“With your assistance, maybe we can make sure no one else gets hurt.”
In Jackie Chan films, a lot of people get hurt. At least, so I understood. Until now, I’d never seen a Jackie Chan film, but I gathered I should expect lots of action, a good dose of humour, and a plot that perhaps stretches credibility just a bit. How does The Accidental Spy (original title Te Wu Mi Cheng) measure up to that yardstick? Well there’s certainly plenty of action and it manages to incorporate elevators, escalators, construction cranes, boats, cars, trucks, and planes in one fashion or another. (What? No trains? Well, there was a train station.) The action is generally well choreographed, if rather derivative. The climactic sequence is simply a variation on the bus sequences in Speed. On the other hand, a whole dock area manages to get destroyed in another sequence and that actually looked pretty cool. As to humour, I can’t say there was much of that. This film seems to want to take itself fairly seriously; there’s no great suggestion of tongue in cheek. Any humour there is arises from how several of the action sequences are set up. For instance, our hero is attacked in a Turkish bath and escaping into a market area, has to fight off his assailants in the nude. The inventive ways he manages to cover his vital areas in the process of doing so is fascinating and amusing at the same time. Then we come to the plot.

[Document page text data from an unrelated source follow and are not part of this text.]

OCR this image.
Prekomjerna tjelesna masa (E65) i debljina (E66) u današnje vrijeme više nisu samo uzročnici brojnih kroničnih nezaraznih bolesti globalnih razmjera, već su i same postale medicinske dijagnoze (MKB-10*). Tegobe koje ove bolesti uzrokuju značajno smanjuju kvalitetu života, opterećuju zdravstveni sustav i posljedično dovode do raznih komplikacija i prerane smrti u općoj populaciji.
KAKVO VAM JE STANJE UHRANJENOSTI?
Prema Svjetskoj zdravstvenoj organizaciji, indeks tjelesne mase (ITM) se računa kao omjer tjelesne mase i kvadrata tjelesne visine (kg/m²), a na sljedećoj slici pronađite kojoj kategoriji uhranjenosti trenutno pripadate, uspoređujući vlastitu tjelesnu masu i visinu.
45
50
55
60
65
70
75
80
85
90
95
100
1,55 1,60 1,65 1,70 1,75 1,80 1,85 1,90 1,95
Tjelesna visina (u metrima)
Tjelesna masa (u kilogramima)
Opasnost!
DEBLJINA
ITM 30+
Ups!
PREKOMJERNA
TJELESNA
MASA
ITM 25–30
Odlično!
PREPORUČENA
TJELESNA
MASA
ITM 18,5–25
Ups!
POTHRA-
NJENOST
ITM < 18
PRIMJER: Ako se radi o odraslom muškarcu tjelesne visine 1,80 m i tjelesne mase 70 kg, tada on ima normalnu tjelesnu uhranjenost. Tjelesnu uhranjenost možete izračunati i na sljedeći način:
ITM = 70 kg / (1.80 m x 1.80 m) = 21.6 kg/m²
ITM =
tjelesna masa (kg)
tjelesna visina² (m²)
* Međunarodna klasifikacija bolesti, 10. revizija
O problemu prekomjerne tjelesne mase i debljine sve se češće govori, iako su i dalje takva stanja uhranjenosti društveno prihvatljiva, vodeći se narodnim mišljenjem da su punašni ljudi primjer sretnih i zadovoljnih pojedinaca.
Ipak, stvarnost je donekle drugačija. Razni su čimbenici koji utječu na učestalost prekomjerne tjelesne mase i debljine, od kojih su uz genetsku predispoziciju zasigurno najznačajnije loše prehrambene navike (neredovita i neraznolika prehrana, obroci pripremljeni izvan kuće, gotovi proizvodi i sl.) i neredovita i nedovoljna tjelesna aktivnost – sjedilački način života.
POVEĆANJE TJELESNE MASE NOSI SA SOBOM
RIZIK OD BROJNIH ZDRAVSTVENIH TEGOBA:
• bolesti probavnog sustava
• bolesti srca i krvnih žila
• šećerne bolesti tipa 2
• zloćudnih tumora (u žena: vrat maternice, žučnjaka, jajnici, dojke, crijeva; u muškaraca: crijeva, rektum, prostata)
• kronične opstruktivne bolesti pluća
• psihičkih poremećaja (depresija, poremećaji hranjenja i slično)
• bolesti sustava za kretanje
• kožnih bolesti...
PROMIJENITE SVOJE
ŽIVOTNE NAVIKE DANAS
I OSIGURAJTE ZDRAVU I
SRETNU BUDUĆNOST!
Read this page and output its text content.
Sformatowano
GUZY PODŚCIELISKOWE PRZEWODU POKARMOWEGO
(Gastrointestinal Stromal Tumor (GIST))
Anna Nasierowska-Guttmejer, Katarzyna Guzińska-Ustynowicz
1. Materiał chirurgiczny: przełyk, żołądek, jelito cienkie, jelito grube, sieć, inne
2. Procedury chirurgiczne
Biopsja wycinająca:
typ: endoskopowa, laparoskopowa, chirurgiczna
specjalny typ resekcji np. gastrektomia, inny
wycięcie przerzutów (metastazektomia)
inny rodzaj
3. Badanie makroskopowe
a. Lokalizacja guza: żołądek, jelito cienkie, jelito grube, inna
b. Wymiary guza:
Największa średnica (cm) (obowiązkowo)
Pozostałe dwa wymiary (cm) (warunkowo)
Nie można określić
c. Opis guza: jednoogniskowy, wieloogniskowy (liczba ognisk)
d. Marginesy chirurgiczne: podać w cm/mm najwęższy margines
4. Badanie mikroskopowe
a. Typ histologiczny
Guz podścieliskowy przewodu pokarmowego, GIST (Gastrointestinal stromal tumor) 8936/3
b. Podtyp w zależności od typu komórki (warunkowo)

Well, that more than lives up to expectations. Not only does it stretch credibility, it’s pretty well impossible to figure out what’s going on and who’s on what side. There’s something about a super grade of opium, Jackie’s long-lost father who somehow stole it, bad guys in Turkey, undercover agents, and the CIA. Jackie manages to get involved because of his father and ends up traveling from Hong Kong to Korea to Turkey, with trouble at every stop. The best thing about all this is the use of Turkey as the main location. This is a welcome change from the usual New York, London, or other major European centres that always crop up in action films. Of course, it would help the plot a little if we weren’t continuously distracted by a terrible English dubbing job. Let’s have these films released in the original language with good subtitles instead of these poor after-thought dubbing efforts. Filmgoers can still read even if their attention spans seem to have deteriorated nowadays.
Jackie Chan still looks pretty limber for a 47-year old and he makes the action sequences look exciting. On the other hand, he’s no great actor, but then he isn’t really expected to be, although there are a couple of scenes with a young woman in which he tries to look contemplative. Mind you, compared to a few of the supporting players, Jackie’s a thespian of prodigious talent. The thing here is that, as with all of his films, Jackie’s enthusiasm and personality and action capabilities carry the film and that’s what his fans want to see most of all.
The Accidental Spy is now available on DVD from Dimension Home Video, distributed by Buena Vista, in a 2.35:1 anamorphic transfer. The transfer actually looks very good. It’s crisp and clear with accurate if not super-vibrant colours and has apparently been struck from very clean source material. Too bad then that Dimension decided to excise about 20 minutes from the original running time (contributing of course to the murkiness of the plot). A Dolby Digital 5.1 Surround audio mix is provided which is fairly aggressive in the action sequences with good directional effects but not overly strong LFE. Dimension, however, apparently figured it could improve on the original soundtrack by substituting a new, entirely-forgettable score. That plus the terrible dubbing job negates any positives that the audio would otherwise impart to this release. Supplementary material is minimal and includes merely promotional trailers for other Dimension releases.
As it stands, The Accidental Spy is at best a passable action time-waster. Dimension hasn’t helped its stock any by mangling the original film. This DVD release is not recommended.